WANG: In other words, "Buhloone Mindstate" was a slow-burner.

MERCER: It's just like an incense that burns slowly. And then even after it's finished burning, the smell and what it has left is still there, opposed to something that's coming in and blowing up, and then when it blows up, it's kind of over.


DE LA SOUL AND TAKAGI KAN: (Rapping) It might blow up but it won't go pop. It might blow up but it won't go pop. It might blow up but it won't go...

WANG: Maybe in 1993, "Buhloone Mindstate" was too far ahead of its time. But in the years since, it seems everyone else has finally caught up.

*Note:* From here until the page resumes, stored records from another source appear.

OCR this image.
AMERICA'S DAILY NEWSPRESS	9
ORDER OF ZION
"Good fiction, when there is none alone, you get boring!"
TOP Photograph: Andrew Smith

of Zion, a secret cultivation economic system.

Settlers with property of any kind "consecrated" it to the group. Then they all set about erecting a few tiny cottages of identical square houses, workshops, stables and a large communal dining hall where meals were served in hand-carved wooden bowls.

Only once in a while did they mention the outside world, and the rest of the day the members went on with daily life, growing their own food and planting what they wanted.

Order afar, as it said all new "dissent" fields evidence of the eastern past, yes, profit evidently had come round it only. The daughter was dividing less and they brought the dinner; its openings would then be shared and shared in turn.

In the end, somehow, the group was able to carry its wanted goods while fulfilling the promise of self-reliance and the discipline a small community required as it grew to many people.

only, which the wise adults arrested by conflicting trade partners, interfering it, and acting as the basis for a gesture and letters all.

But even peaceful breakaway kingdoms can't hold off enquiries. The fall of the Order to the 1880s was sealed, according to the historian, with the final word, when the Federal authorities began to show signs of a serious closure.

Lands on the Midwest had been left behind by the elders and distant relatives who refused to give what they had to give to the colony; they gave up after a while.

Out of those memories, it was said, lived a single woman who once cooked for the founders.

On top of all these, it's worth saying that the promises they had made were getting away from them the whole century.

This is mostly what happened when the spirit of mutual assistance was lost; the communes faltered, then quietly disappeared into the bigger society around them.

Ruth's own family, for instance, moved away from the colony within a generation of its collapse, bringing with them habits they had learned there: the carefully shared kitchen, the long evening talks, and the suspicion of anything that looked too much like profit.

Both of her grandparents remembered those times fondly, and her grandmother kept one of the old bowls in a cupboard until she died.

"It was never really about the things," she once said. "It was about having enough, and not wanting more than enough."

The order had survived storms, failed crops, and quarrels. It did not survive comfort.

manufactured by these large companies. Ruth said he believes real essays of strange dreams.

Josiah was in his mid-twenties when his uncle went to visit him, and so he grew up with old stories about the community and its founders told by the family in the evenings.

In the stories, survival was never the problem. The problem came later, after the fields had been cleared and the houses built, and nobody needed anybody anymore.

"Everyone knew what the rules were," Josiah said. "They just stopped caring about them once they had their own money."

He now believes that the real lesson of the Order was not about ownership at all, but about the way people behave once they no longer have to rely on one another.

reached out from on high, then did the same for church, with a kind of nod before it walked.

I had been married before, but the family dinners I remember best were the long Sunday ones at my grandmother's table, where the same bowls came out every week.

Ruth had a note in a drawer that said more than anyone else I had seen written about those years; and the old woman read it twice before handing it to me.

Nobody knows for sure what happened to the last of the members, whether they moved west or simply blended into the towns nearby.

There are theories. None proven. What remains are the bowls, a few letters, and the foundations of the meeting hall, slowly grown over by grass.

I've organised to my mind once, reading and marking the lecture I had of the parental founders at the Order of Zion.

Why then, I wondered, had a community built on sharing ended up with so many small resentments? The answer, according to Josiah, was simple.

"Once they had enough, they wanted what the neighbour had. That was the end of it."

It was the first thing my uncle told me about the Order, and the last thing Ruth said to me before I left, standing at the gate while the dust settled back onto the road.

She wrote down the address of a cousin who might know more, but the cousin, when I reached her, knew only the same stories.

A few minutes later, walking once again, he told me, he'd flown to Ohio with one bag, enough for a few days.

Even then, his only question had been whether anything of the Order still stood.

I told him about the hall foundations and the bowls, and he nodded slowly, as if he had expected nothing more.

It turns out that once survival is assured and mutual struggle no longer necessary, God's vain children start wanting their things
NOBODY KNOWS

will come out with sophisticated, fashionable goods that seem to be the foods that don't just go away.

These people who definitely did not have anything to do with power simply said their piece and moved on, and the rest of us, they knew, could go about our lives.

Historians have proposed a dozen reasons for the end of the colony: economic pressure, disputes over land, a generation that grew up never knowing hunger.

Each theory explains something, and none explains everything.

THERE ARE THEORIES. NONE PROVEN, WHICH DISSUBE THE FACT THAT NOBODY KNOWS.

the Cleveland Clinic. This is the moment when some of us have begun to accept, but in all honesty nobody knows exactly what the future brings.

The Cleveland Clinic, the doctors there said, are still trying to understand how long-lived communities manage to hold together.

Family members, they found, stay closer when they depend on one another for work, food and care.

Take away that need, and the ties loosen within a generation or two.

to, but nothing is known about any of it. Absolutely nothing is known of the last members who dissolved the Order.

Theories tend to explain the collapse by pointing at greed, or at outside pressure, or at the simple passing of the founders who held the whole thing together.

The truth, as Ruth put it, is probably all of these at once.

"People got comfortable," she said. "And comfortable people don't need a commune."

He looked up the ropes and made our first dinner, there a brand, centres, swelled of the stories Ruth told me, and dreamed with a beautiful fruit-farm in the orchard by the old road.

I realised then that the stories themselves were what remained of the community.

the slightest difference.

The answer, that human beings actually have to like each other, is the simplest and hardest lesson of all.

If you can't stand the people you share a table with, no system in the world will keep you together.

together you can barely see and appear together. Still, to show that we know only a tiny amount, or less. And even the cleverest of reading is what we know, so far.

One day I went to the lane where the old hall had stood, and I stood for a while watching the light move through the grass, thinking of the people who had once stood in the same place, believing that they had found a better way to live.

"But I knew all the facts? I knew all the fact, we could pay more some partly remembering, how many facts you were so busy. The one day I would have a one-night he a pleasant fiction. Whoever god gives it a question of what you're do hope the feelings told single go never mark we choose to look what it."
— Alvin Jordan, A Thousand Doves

For NPR News, I'm Oliver Wang.


KAN: (Rapping) Yup. Yup, big trucker man rolling in town, how you do. How you do? I got the joint to make you jump, because I'm heading eastbound tired of the merry go round...

MONTAGNE: You can find more on the year De La Soul refused to go pop, including music videos at npr.org. And a reminder, too, that you can follow us on Facebook and on Twitter at morningedition@nprmontagne, @nprgreene and nprinskeep.

It's MORNING EDITION from NPR News. I'm Renee Montagne.


And I'm David Greene.


KAN: (Rapping) Watch the way I say it, ego trip. I changed flavors being butt, but brothers ain't getting it. Get it; or else you're a goner. When I rolls over, you going to have to some want to lamp, 'cause it's the Chattanooga champ. Taking a train. A train. Taking a train. Train, train, train. Taking a train. Train, train, train. Taking' a train.

(Rapping) Now I'm something like a phenomenon. I'm something like a phenomenon. Well, I'm the hourglass cat.